ROANOKE TIMES

                         Roanoke Times
                 Copyright (c) 1995, Landmark Communications, Inc.

DATE: WEDNESDAY, August 9, 1995                   TAG: 9508090048
SECTION: CURRENT                    PAGE: NRV-1   EDITION: NEW RIVER VALLEY 
SOURCE: BRIAN KELLEY STAFF WRITER
DATELINE: CHRISTIANSBURG                                LENGTH: Medium


SEWER FOR BELVIEW STUDIED

Montgomery County has taken a first, tentative step in an attempt to extend sewer service to a stretch of Peppers Ferry Road around Belview Elementary School, in part to serve a trailer park that wants to expand.

Simultaneously, the county will study the possibility of sewer service to upper Merrimac Road, on the other side of Price Mountain, to determine if such a project would receive a grant based on residents' income levels. For now, it looks as if the Belview project would be more likely to qualify for such a grant.

Lower Merrimac Road - from near U.S. 460 north to Slate Branch - already is scheduled to receive sewer service in a $1.2 million construction project that is to begin next month. Last month, the county learned it had been approved for another $475,000 grant to pay for higher-than-expected construction costs.

All three projects are part of the county's effort to provide sewer service to low-income rural areas, financed primarily through grants and low-interest loans from the federal government.

If either of the upper Merrimac or Belview projects gets a green light eventually - the county still has to choose which is the top priority - it would mean residents there would not have to rely on old septic systems or, in a few cases, on outhouses.

The county Public Service Authority on Monday ordered two steps: a preliminary engineering study for the Belview project; and a door-to-door income survey of homes in the upper Merrimac Road area between the Blacksburg town limits on Hightop Road north to Oilwell Road.

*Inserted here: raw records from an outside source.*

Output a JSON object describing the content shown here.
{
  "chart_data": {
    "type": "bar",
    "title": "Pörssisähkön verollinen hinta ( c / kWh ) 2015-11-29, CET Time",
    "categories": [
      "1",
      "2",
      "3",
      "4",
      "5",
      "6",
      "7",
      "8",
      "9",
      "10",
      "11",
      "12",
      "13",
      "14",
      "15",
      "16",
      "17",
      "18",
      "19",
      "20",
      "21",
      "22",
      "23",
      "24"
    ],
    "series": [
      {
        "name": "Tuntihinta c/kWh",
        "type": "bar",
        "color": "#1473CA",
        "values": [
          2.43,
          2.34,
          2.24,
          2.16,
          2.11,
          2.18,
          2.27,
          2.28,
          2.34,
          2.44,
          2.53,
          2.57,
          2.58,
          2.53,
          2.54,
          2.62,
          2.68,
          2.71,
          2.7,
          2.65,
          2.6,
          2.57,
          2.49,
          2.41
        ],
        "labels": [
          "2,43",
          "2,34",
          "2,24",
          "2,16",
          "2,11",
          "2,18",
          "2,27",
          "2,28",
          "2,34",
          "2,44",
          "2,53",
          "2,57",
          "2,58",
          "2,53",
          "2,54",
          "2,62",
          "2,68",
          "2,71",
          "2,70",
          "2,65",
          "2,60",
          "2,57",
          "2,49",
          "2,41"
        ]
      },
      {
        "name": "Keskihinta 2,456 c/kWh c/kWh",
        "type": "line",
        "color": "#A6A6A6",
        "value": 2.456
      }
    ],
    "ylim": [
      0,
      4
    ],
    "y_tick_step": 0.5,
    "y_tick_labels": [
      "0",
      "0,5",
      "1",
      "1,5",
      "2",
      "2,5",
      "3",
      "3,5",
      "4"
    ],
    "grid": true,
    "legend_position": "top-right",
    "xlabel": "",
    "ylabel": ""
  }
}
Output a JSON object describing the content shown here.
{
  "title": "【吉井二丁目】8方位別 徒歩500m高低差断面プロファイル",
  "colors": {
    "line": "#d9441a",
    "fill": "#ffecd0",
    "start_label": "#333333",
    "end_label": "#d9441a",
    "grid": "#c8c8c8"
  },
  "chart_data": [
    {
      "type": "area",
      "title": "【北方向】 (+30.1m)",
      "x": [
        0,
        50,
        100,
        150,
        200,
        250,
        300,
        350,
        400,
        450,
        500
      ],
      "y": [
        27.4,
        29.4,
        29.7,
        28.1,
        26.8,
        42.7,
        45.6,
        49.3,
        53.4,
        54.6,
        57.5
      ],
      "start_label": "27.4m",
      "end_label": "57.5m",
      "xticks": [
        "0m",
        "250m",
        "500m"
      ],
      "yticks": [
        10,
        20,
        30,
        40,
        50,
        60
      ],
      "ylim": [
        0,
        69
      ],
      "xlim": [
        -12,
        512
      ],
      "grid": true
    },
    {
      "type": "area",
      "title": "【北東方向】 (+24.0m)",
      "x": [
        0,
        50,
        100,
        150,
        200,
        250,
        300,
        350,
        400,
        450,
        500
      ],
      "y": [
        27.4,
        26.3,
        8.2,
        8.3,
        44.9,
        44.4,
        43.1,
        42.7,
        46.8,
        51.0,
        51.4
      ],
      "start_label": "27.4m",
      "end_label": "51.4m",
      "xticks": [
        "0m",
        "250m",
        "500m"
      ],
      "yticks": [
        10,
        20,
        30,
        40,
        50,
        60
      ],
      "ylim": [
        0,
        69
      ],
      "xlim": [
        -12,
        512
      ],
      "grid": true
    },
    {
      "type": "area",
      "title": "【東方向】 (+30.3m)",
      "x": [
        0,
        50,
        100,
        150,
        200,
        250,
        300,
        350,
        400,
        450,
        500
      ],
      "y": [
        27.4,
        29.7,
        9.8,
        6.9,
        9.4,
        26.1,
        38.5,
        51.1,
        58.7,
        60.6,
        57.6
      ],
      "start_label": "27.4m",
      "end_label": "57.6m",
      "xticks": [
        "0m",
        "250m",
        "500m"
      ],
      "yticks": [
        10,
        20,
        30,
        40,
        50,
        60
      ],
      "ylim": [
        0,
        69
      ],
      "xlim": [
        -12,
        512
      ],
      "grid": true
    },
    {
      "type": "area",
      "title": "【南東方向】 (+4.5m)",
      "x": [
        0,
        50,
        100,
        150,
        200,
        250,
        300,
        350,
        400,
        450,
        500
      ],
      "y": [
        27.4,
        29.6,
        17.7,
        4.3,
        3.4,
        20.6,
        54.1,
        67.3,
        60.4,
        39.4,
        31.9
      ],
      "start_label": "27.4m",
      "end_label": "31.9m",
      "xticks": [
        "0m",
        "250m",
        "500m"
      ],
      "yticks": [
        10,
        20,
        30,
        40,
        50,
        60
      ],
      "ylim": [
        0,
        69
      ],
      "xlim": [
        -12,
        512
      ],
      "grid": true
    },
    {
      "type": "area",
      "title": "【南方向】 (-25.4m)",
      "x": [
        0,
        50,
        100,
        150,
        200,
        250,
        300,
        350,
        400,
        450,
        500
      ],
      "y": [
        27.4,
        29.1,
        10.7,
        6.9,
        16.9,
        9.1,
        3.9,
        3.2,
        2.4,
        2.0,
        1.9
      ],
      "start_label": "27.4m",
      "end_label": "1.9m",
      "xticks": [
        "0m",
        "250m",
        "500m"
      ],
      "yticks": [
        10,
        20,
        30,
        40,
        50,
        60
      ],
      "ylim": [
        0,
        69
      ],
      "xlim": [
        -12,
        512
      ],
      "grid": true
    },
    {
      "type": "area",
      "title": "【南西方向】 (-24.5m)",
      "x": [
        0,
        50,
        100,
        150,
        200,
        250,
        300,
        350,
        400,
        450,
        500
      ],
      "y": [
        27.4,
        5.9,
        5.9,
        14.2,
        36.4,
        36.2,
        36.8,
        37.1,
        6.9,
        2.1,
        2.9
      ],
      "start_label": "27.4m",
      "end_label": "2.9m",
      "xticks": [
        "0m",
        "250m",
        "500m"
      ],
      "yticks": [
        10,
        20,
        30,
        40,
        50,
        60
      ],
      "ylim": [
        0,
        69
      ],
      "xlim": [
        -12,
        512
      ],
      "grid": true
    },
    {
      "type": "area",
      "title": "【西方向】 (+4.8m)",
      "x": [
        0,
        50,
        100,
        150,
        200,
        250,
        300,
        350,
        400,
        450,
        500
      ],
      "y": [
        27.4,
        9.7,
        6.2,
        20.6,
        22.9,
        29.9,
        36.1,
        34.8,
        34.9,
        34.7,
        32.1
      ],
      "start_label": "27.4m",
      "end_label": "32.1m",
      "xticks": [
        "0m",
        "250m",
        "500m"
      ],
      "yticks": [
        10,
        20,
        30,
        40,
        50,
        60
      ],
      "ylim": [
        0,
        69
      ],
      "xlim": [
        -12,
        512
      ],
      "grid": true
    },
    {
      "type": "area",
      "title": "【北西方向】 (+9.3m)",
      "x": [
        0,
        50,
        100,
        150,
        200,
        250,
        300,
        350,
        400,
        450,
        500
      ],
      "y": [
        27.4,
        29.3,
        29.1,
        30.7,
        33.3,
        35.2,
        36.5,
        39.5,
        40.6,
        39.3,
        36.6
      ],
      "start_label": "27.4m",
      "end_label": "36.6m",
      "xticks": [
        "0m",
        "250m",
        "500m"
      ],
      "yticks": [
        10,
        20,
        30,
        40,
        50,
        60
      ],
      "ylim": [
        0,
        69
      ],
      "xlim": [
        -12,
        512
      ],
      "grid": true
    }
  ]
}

The engineering study would give a cost estimate for developing the sewer-line link to Peppers Ferry Road, for the stretch between Massie's Mobile Home Park and the intersection with Prices Fork Road. In the spring, the county postponed consideration of a 40-space expansion of 61-space Massie's trailer park until the sewage situation is resolved. Massie's uses an old lagoon system that no longer meets beefed-up environmental regulations. This spring, an engineer for the trailer park estimated it would cost $200,000 to hook the park up with an existing sewer line at Belview School, though county officials are looking at applying for a $700,000 grant to connect the larger area around Belview.

The upper Merrimac Road income survey would show which area - Belview or upper Merrimac Road - has the greater percentage of low-income residents, and therefore would be more likely to qualify for a grant. A survey finished last month in Belview showed that 75 percent of the 134 families that would be served by a new line had low to moderate incomes. Past surveys have indicated approximately 60 percent of upper Merrimac residents had low to moderate incomes. The higher the percentage, the greater the chance for winning a community development block grant.